For the Reasoning subtest, every item — whether hand-authored, generated, or edited — is verified against a formal logic solver before it can be served. The solver confirms that exactly one answer option is entailed by the premises, that the distractors are plausible but not provable, and that no unintended inference path leads to a distractor. This verification is automated and runs as part of the item pipeline, not as a manual review step.

Item retirement

Items are retired from active service when any of the following conditions are met:

  • The item’s discrimination parameter falls below a minimum threshold, indicating that it no longer separates Fellows effectively.
  • The item’s difficulty parameter has drifted significantly from its calibrated value, indicating that the Fellow population’s relationship to the item has changed — often because the item’s content has become more widely known.
  • DIF screening flags the item and review determines that revision is not feasible.
  • The item’s exposure count exceeds the cap, indicating that it has been served too many times and may be compromised by memorization or sharing.
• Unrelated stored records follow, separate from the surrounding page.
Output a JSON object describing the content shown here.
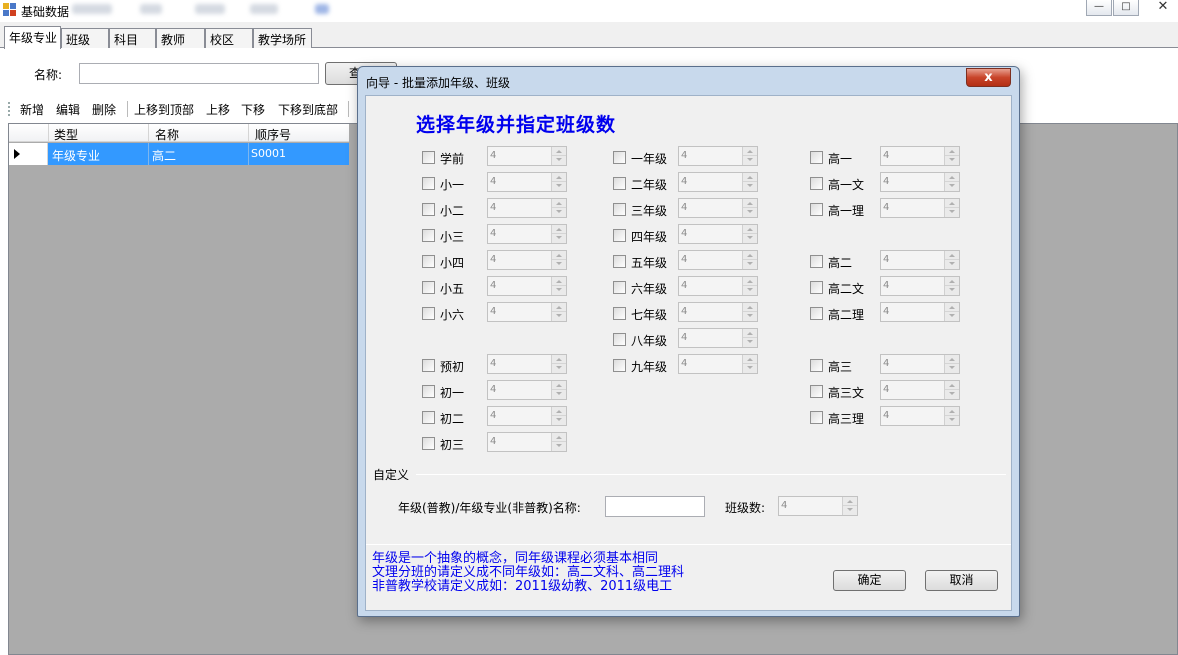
{
  "window": {
    "title": "基础数据",
    "minimize": "—",
    "maximize": "□",
    "close": "✕"
  },
  "tabs": [
    "年级专业",
    "班级",
    "科目",
    "教师",
    "校区",
    "教学场所"
  ],
  "search": {
    "label": "名称:",
    "value": "",
    "button": "查询"
  },
  "toolbar": [
    "新增",
    "编辑",
    "删除",
    "上移到顶部",
    "上移",
    "下移",
    "下移到底部"
  ],
  "grid": {
    "columns": [
      "类型",
      "名称",
      "顺序号"
    ],
    "rows": [
      [
        "年级专业",
        "高二",
        "S0001"
      ]
    ]
  },
  "dialog": {
    "title": "向导 - 批量添加年级、班级",
    "close": "x",
    "heading": "选择年级并指定班级数",
    "default_count": "4",
    "col1": [
      "学前",
      "小一",
      "小二",
      "小三",
      "小四",
      "小五",
      "小六",
      "预初",
      "初一",
      "初二",
      "初三"
    ],
    "col2": [
      "一年级",
      "二年级",
      "三年级",
      "四年级",
      "五年级",
      "六年级",
      "七年级",
      "八年级",
      "九年级"
    ],
    "col3": [
      "高一",
      "高一文",
      "高一理",
      "高二",
      "高二文",
      "高二理",
      "高三",
      "高三文",
      "高三理"
    ],
    "custom_group": "自定义",
    "custom_name_label": "年级(普教)/年级专业(非普教)名称:",
    "custom_name_value": "",
    "class_count_label": "班级数:",
    "class_count_value": "4",
    "notes": [
      "年级是一个抽象的概念，同年级课程必须基本相同",
      "文理分班的请定义成不同年级如：高二文科、高二理科",
      "非普教学校请定义成如：2011级幼教、2011级电工"
    ],
    "ok": "确定",
    "cancel": "取消"
  }
}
Retired items are removed from the active pool but retained in the database for historical analysis and parameter research.

Annual recalibration

Once per year, the full item bank undergoes a recalibration cycle. All item parameters are re-estimated from the accumulated response data. Items whose parameters have shifted significantly are flagged for review. The composite weighting is evaluated against subscale correlation data. The confidence interval methodology is audited. The results are published in an updated version of this document.
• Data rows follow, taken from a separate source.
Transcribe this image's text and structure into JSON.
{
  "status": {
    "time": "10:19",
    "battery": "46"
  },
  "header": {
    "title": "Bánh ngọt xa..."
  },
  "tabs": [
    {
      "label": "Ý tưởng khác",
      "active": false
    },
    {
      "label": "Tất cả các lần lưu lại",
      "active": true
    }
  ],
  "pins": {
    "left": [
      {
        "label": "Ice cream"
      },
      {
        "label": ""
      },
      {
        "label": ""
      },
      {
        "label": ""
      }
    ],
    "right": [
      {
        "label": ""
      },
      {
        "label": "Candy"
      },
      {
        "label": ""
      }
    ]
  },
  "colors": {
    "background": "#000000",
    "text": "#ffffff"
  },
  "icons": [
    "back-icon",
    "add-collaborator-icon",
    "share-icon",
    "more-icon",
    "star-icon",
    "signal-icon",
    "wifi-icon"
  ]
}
Recalibration does not retroactively change any Fellow’s historical Standing Δ. Past scores are locked at the values computed at the time of the sitting. Recalibration ensures that future measurements remain accurate as the item bank and Fellow population evolve.

Glossary

3PL (Three-Parameter Logistic model)
The statistical model used to describe the relationship between a Fellow’s ability and the probability of answering an item correctly. The three parameters are difficulty, discrimination, and guessability.
CAT (Computerized Adaptive Testing)
A testing methodology in which the next item is selected in real time based on the Fellow’s performance so far, maximizing the statistical information gained from each item.
Confidence interval
A range around a point estimate within which the true value is estimated to lie with a stated probability.
DIF (Differential Item Functioning)
A statistical test that identifies items whose difficulty varies across demographic groups after controlling for ability.
EAP (Expected A Posteriori)
The estimation method used to compute ability from response patterns. Integrates over a prior distribution rather than relying on point estimates.
IRT (Item Response Theory)
The branch of psychometrics concerned with modelling the relationship between latent ability and item responses. The mathematical foundation of the Diagnostic’s scoring.
Standing Δ
The Fellow’s official composite score, updated only at monthly Diagnostic sittings.
Working Δ
A projection of the Fellow’s next expected Standing Δ, updated with every scored practice Examination. Not used in official rankings or profiles.

Δ is an institution-internal score. It measures a Fellow’s performance on this institution’s assessments relative to other Fellows. It is not an IQ test, not a medical assessment, and not a diagnosis. It is a training benchmark, like a 1-rep max or a recital program.